There’s no denying Bill Slawski is a bit difficult to understand. It doesn’t mean he’s not interesting and well worth the read if you can wade through it. So, to save you some time, I’ve summarised a few of his comments about web blocks and linguistic features.
Slawski writes about how a page can be broken down into segments such as the main content, header, footer, advertising, navigation, etc. Each of these blocks can be considered as “separate semantic units” that can be connected or standalone in relation to the page topic (they can also be physically connected or broken up into smaller segments).
In a patent filed on behalf of Microsoft in 2003, this analysis is described as an “…independent approach to detect content structure. It simulates how a user understands web layout structure based on his visual perception (emphasis mine).” If you think about how you read web pages (in a kind of zig-zag pattern, amiright?), the segmentation approach is not far off.
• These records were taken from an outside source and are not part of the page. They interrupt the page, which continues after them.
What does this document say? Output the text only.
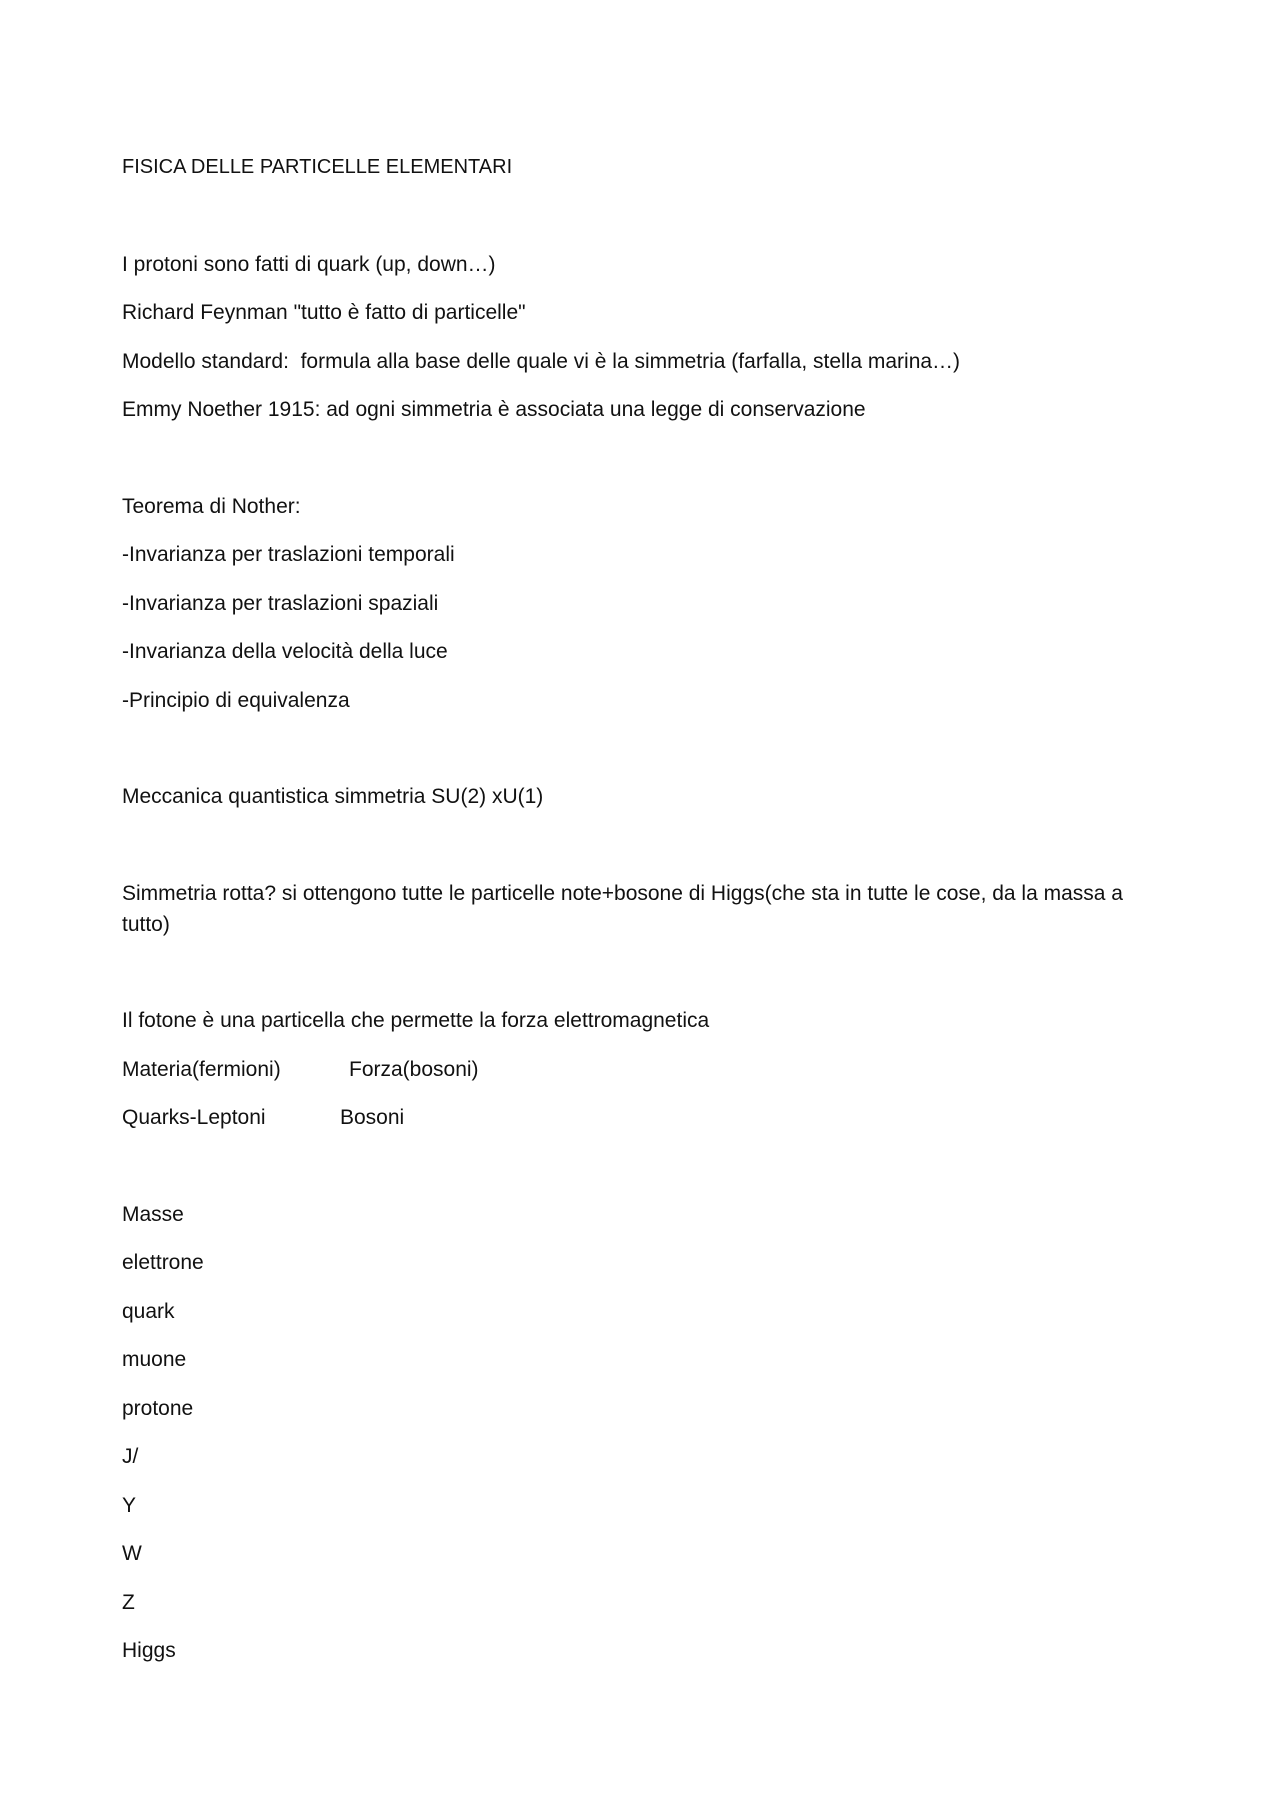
FISICA DELLE PARTICELLE ELEMENTARI
I protoni sono fatti di quark (up, down…)
Richard Feynman "tutto è fatto di particelle"
Modello standard:  formula alla base delle quale vi è la simmetria (farfalla, stella marina…)
Emmy Noether 1915: ad ogni simmetria è associata una legge di conservazione
Teorema di Nother:
-Invarianza per traslazioni temporali
-Invarianza per traslazioni spaziali
-Invarianza della velocità della luce
-Principio di equivalenza
Meccanica quantistica simmetria SU(2) xU(1)
Simmetria rotta? si ottengono tutte le particelle note+bosone di Higgs(che sta in tutte le cose, da la massa a tutto)
Il fotone è una particella che permette la forza elettromagnetica
Materia(fermioni)	Forza(bosoni)
Quarks-Leptoni	Bosoni
Masse
elettrone
quark
muone
protone
J/
Y
W
Z
Higgs
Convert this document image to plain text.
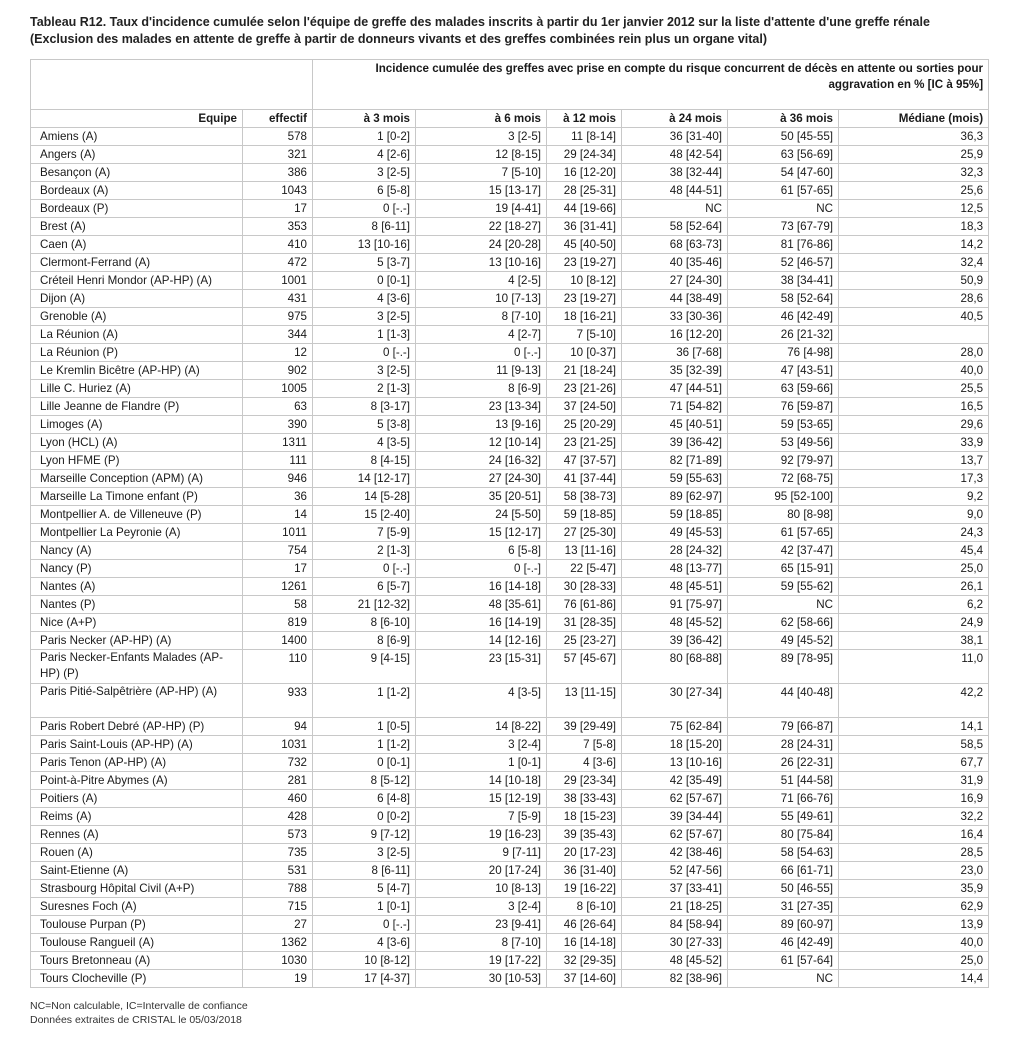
Tableau R12. Taux d'incidence cumulée selon l'équipe de greffe des malades inscrits à partir du 1er janvier 2012 sur la liste d'attente d'une greffe rénale (Exclusion des malades en attente de greffe à partir de donneurs vivants et des greffes combinées rein plus un organe vital)
		Incidence cumulée des greffes avec prise en compte du risque concurrent de décès en attente ou sorties pour aggravation en % [IC à 95%]					
Equipe	effectif	à 3 mois	à 6 mois	à 12 mois	à 24 mois	à 36 mois	Médiane (mois)
Amiens (A)	578	1 [0-2]	3 [2-5]	11 [8-14]	36 [31-40]	50 [45-55]	36,3
Angers (A)	321	4 [2-6]	12 [8-15]	29 [24-34]	48 [42-54]	63 [56-69]	25,9
Besançon (A)	386	3 [2-5]	7 [5-10]	16 [12-20]	38 [32-44]	54 [47-60]	32,3
Bordeaux (A)	1043	6 [5-8]	15 [13-17]	28 [25-31]	48 [44-51]	61 [57-65]	25,6
Bordeaux (P)	17	0 [-.-]	19 [4-41]	44 [19-66]	NC	NC	12,5
Brest (A)	353	8 [6-11]	22 [18-27]	36 [31-41]	58 [52-64]	73 [67-79]	18,3
Caen (A)	410	13 [10-16]	24 [20-28]	45 [40-50]	68 [63-73]	81 [76-86]	14,2
Clermont-Ferrand (A)	472	5 [3-7]	13 [10-16]	23 [19-27]	40 [35-46]	52 [46-57]	32,4
Créteil Henri Mondor (AP-HP) (A)	1001	0 [0-1]	4 [2-5]	10 [8-12]	27 [24-30]	38 [34-41]	50,9
Dijon (A)	431	4 [3-6]	10 [7-13]	23 [19-27]	44 [38-49]	58 [52-64]	28,6
Grenoble (A)	975	3 [2-5]	8 [7-10]	18 [16-21]	33 [30-36]	46 [42-49]	40,5
La Réunion (A)	344	1 [1-3]	4 [2-7]	7 [5-10]	16 [12-20]	26 [21-32]	
La Réunion (P)	12	0 [-.-]	0 [-.-]	10 [0-37]	36 [7-68]	76 [4-98]	28,0
Le Kremlin Bicêtre (AP-HP) (A)	902	3 [2-5]	11 [9-13]	21 [18-24]	35 [32-39]	47 [43-51]	40,0
Lille C. Huriez (A)	1005	2 [1-3]	8 [6-9]	23 [21-26]	47 [44-51]	63 [59-66]	25,5
Lille Jeanne de Flandre (P)	63	8 [3-17]	23 [13-34]	37 [24-50]	71 [54-82]	76 [59-87]	16,5
Limoges (A)	390	5 [3-8]	13 [9-16]	25 [20-29]	45 [40-51]	59 [53-65]	29,6
Lyon (HCL) (A)	1311	4 [3-5]	12 [10-14]	23 [21-25]	39 [36-42]	53 [49-56]	33,9
Lyon HFME (P)	111	8 [4-15]	24 [16-32]	47 [37-57]	82 [71-89]	92 [79-97]	13,7
Marseille Conception (APM) (A)	946	14 [12-17]	27 [24-30]	41 [37-44]	59 [55-63]	72 [68-75]	17,3
Marseille La Timone enfant (P)	36	14 [5-28]	35 [20-51]	58 [38-73]	89 [62-97]	95 [52-100]	9,2
Montpellier A. de Villeneuve (P)	14	15 [2-40]	24 [5-50]	59 [18-85]	59 [18-85]	80 [8-98]	9,0
Montpellier La Peyronie (A)	1011	7 [5-9]	15 [12-17]	27 [25-30]	49 [45-53]	61 [57-65]	24,3
Nancy (A)	754	2 [1-3]	6 [5-8]	13 [11-16]	28 [24-32]	42 [37-47]	45,4
Nancy (P)	17	0 [-.-]	0 [-.-]	22 [5-47]	48 [13-77]	65 [15-91]	25,0
Nantes (A)	1261	6 [5-7]	16 [14-18]	30 [28-33]	48 [45-51]	59 [55-62]	26,1
Nantes (P)	58	21 [12-32]	48 [35-61]	76 [61-86]	91 [75-97]	NC	6,2
Nice (A+P)	819	8 [6-10]	16 [14-19]	31 [28-35]	48 [45-52]	62 [58-66]	24,9
Paris Necker (AP-HP) (A)	1400	8 [6-9]	14 [12-16]	25 [23-27]	39 [36-42]	49 [45-52]	38,1
Paris Necker-Enfants Malades (AP-HP) (P)	110	9 [4-15]	23 [15-31]	57 [45-67]	80 [68-88]	89 [78-95]	11,0
Paris Pitié-Salpêtrière (AP-HP) (A)	933	1 [1-2]	4 [3-5]	13 [11-15]	30 [27-34]	44 [40-48]	42,2
Paris Robert Debré (AP-HP) (P)	94	1 [0-5]	14 [8-22]	39 [29-49]	75 [62-84]	79 [66-87]	14,1
Paris Saint-Louis (AP-HP) (A)	1031	1 [1-2]	3 [2-4]	7 [5-8]	18 [15-20]	28 [24-31]	58,5
Paris Tenon (AP-HP) (A)	732	0 [0-1]	1 [0-1]	4 [3-6]	13 [10-16]	26 [22-31]	67,7
Point-à-Pitre Abymes (A)	281	8 [5-12]	14 [10-18]	29 [23-34]	42 [35-49]	51 [44-58]	31,9
Poitiers (A)	460	6 [4-8]	15 [12-19]	38 [33-43]	62 [57-67]	71 [66-76]	16,9
Reims (A)	428	0 [0-2]	7 [5-9]	18 [15-23]	39 [34-44]	55 [49-61]	32,2
Rennes (A)	573	9 [7-12]	19 [16-23]	39 [35-43]	62 [57-67]	80 [75-84]	16,4
Rouen (A)	735	3 [2-5]	9 [7-11]	20 [17-23]	42 [38-46]	58 [54-63]	28,5
Saint-Etienne (A)	531	8 [6-11]	20 [17-24]	36 [31-40]	52 [47-56]	66 [61-71]	23,0
Strasbourg Hôpital Civil (A+P)	788	5 [4-7]	10 [8-13]	19 [16-22]	37 [33-41]	50 [46-55]	35,9
Suresnes Foch (A)	715	1 [0-1]	3 [2-4]	8 [6-10]	21 [18-25]	31 [27-35]	62,9
Toulouse Purpan (P)	27	0 [-.-]	23 [9-41]	46 [26-64]	84 [58-94]	89 [60-97]	13,9
Toulouse Rangueil (A)	1362	4 [3-6]	8 [7-10]	16 [14-18]	30 [27-33]	46 [42-49]	40,0
Tours Bretonneau (A)	1030	10 [8-12]	19 [17-22]	32 [29-35]	48 [45-52]	61 [57-64]	25,0
Tours Clocheville (P)	19	17 [4-37]	30 [10-53]	37 [14-60]	82 [38-96]	NC	14,4
NC=Non calculable, IC=Intervalle de confiance
Données extraites de CRISTAL le 05/03/2018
As a writer, I’m interested in the way content is structured and that includes the selection and placement of words and links. We already know that links in the middle of the page have more weight than those in footers, but what I didn’t know was that a search engine might actually assign PageRank for individual segments.
For example (according to the patent), a section of page with hyperlinked, capitalised words in short phrases, which appear in the sidebar or at the top of the page, indicates the main navigation. It sounds like common sense, but understanding how a search engine sees a page is really essential to SEO. These basic linguistic features – i.e. syntax and punctuation – are the means by which search engines are classifying and indexing pages.
*Puctuation Owl is impressed with your new-found wisdom:
So, if you write content for the web, it’s important to keep in mind how a search engine might segment it, but also remember that this patent was filed in 2003. A similar patent from Google followed in 2004. In other words, search engines have been thinking about segmentation for nearly a decade, and they’re continuing to improve their understanding of page semantics all the time. Watch this space!